Novell's SUSE has been a KDE based distribution for longer than it has been a Gnome based one. The shift started when they bought Ximian, which was Gnome based. I haven't read anything that suggests the shift was due to licensing.

Ubuntu, although primarily Gnome based at this time, has a spin off Kubuntu. Mark Shuttleworth, Ubuntu's creator, has stated that Kubuntu is now his primary desktop and he wants to make it a full fledged distribution. I would think ISV's would be something he's considering seeing as he's poured quite a bit of money into these projects. Linspire also helps fund KDE development.

If Trolltech's licensing was hurting KDE/Qt, then I would expect it to be of lower quality. GTK+/Gnome have been playing catch up up until very recently. Before Cairo, KDE clearly had fancier eye candy (and in some areas still does -- Metacity still doesn't support fading widgets for instance).
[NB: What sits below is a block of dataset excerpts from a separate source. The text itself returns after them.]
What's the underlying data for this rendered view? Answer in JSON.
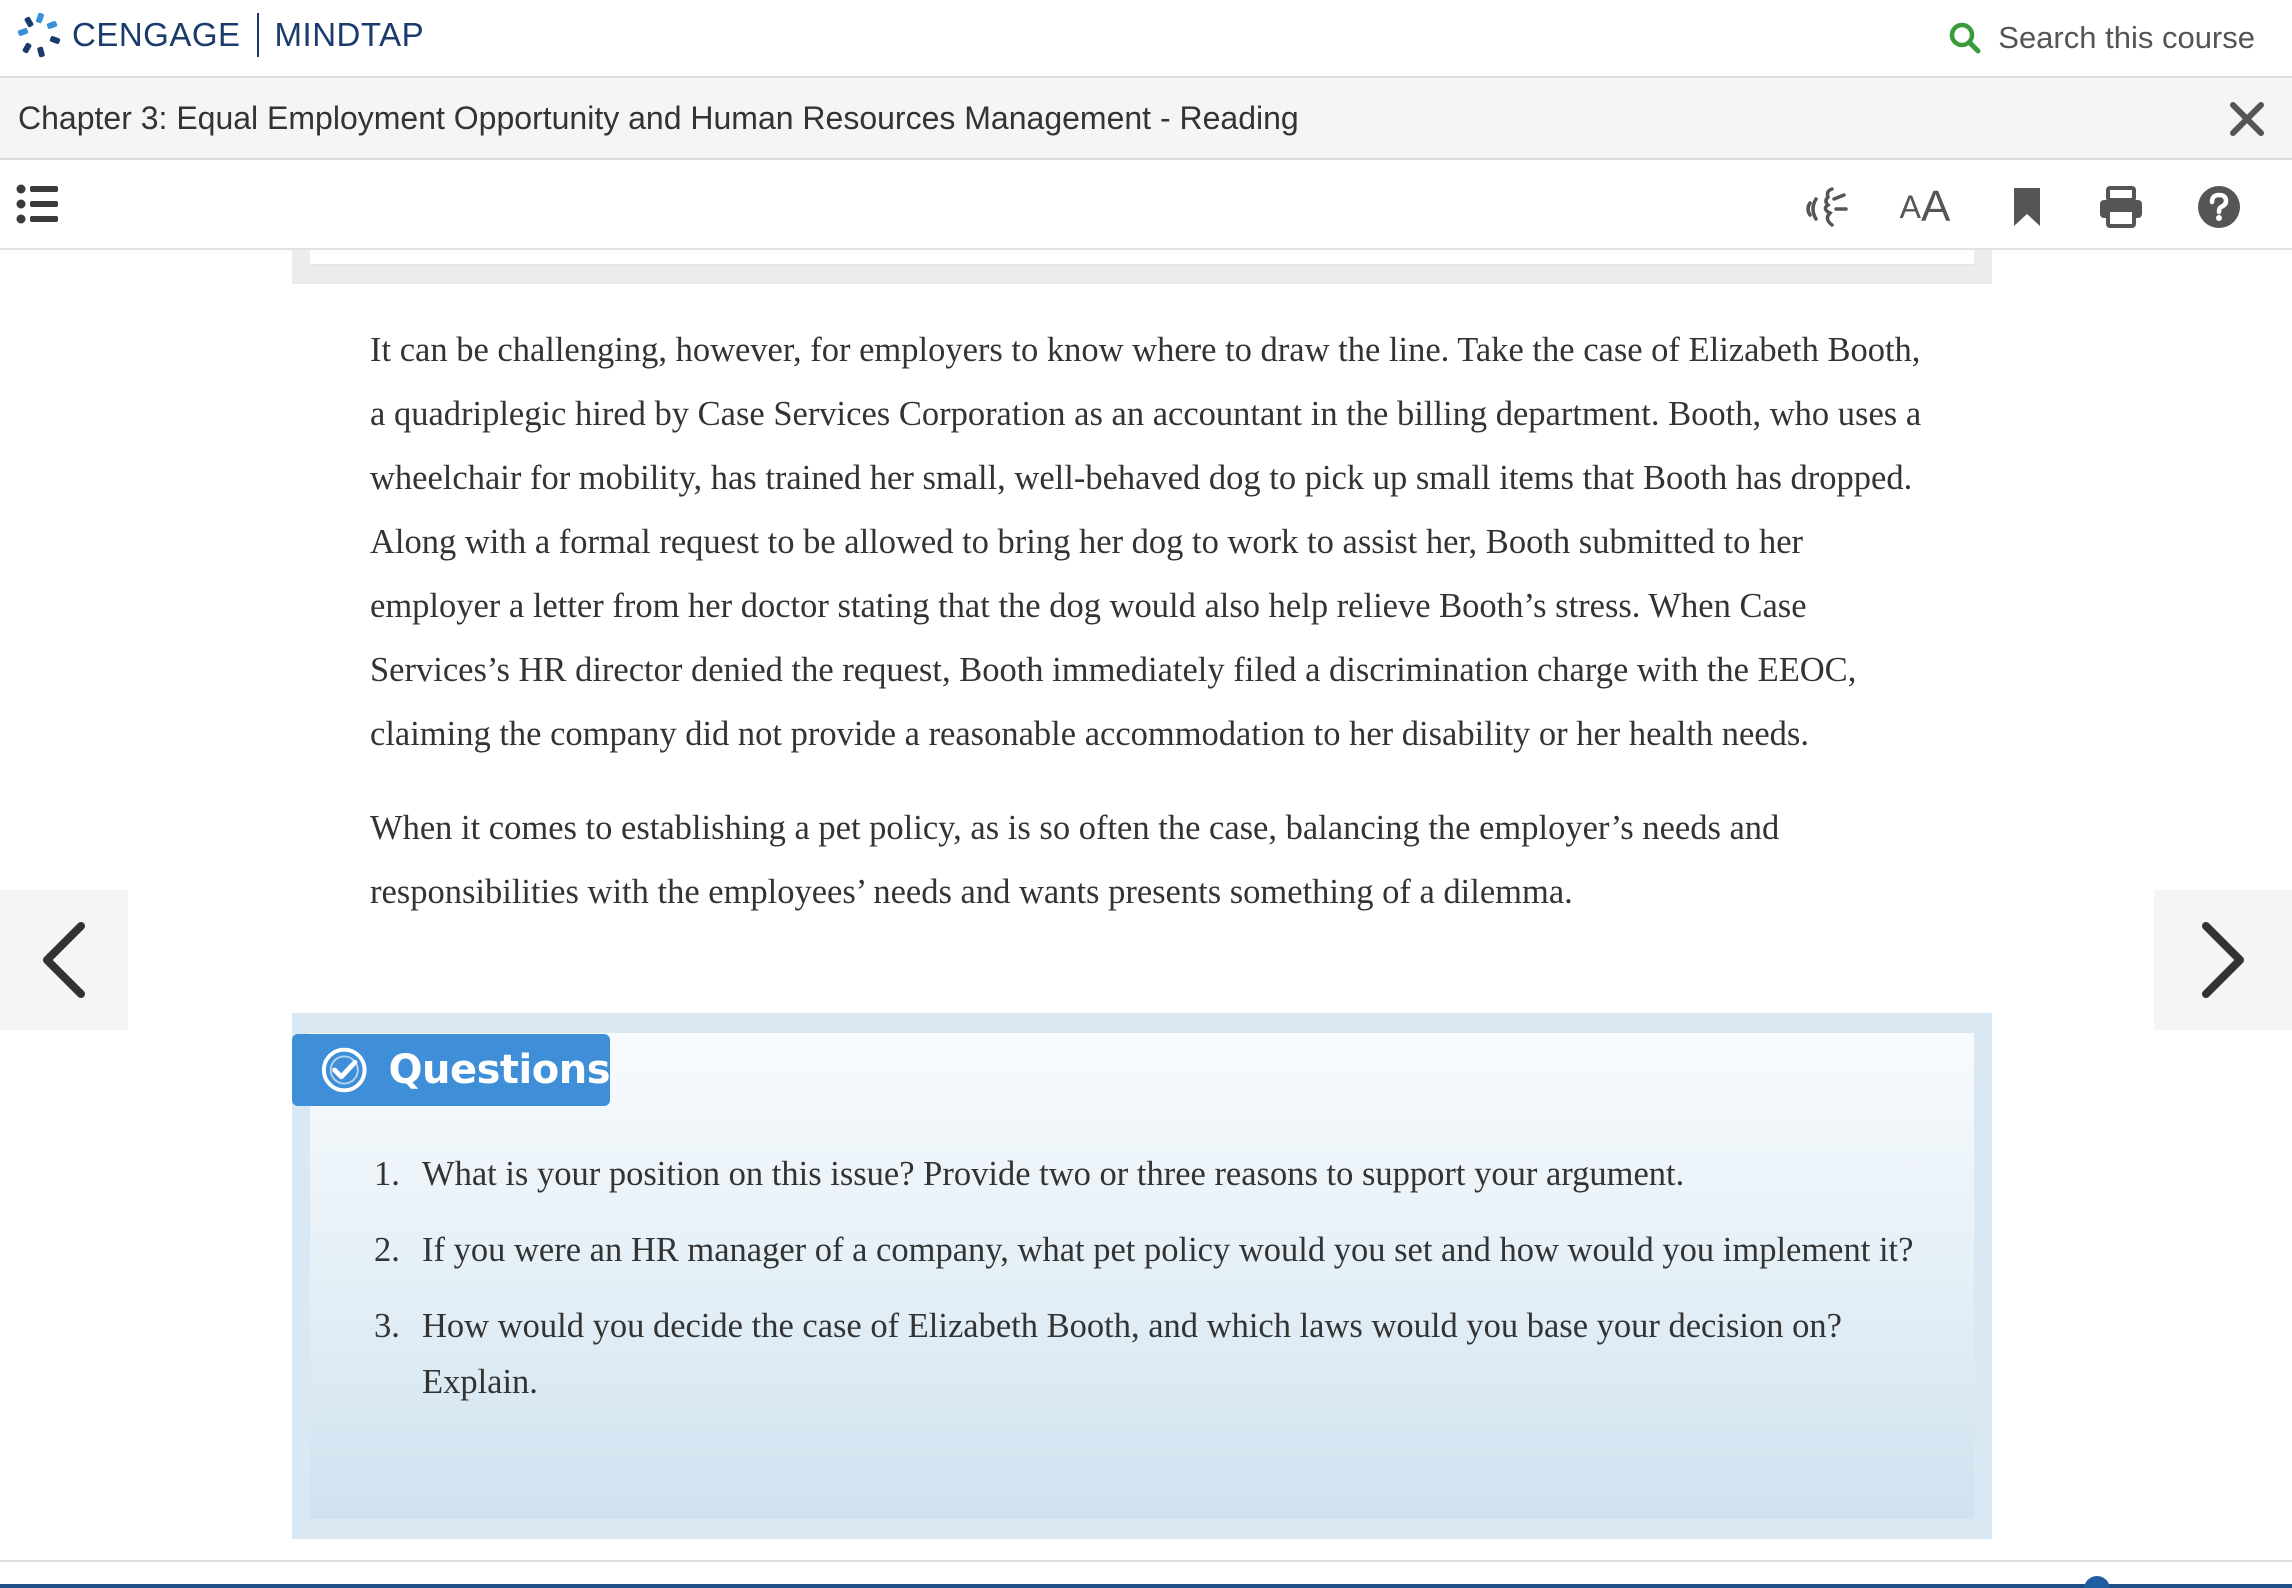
{
  "brand": {
    "name": "CENGAGE",
    "product": "MINDTAP"
  },
  "search": {
    "label": "Search this course"
  },
  "chapter": {
    "title": "Chapter 3: Equal Employment Opportunity and Human Resources Management - Reading"
  },
  "toolbar": {
    "font_small": "A",
    "font_big": "A"
  },
  "colors": {
    "brand_blue": "#1a3b6b",
    "search_green": "#3a9b3a",
    "badge_blue": "#3f8fd8",
    "question_bg": "#d9e8f3",
    "progress": "#1f4f86"
  },
  "icons": {
    "logo": "cengage-logo",
    "search": "search-icon",
    "close": "close-icon",
    "toc": "list-icon",
    "read_aloud": "read-aloud-icon",
    "font_size": "font-size-icon",
    "bookmark": "bookmark-icon",
    "print": "print-icon",
    "help": "help-icon",
    "prev": "chevron-left-icon",
    "next": "chevron-right-icon",
    "questions": "check-circle-icon"
  },
  "content": {
    "paragraphs": [
      "It can be challenging, however, for employers to know where to draw the line. Take the case of Elizabeth Booth, a quadriplegic hired by Case Services Corporation as an accountant in the billing department. Booth, who uses a wheelchair for mobility, has trained her small, well-behaved dog to pick up small items that Booth has dropped. Along with a formal request to be allowed to bring her dog to work to assist her, Booth submitted to her employer a letter from her doctor stating that the dog would also help relieve Booth’s stress. When Case Services’s HR director denied the request, Booth immediately filed a discrimination charge with the EEOC, claiming the company did not provide a reasonable accommodation to her disability or her health needs.",
      "When it comes to establishing a pet policy, as is so often the case, balancing the employer’s needs and responsibilities with the employees’ needs and wants presents something of a dilemma."
    ]
  },
  "questions": {
    "heading": "Questions",
    "items": [
      {
        "num": "1.",
        "text": "What is your position on this issue? Provide two or three reasons to support your argument."
      },
      {
        "num": "2.",
        "text": "If you were an HR manager of a company, what pet policy would you set and how would you implement it?"
      },
      {
        "num": "3.",
        "text": "How would you decide the case of Elizabeth Booth, and which laws would you base your decision on? Explain."
      }
    ]
  }
}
ISV's have proven in the past they will subject themselves to far greater lock in than they get with Qt. Developing MS software in the past has meant buying a compiler suite that was at one time more expensive than Qt, not getting any source code in the deal, and having your resultant software only run on one platform.

Also, just to clarify: the kdelibs are LGPL. If you buy a Qt license you can make closed source KDE apps.

Licensing questions

For those wondering why using the IDE would require you to use GPL for software written with it... turns out that binaries built with EiffelStudio are linked against the EiffelStudio runtime (it is required). Thus under GPL terms said binaries must be GPL'd as well.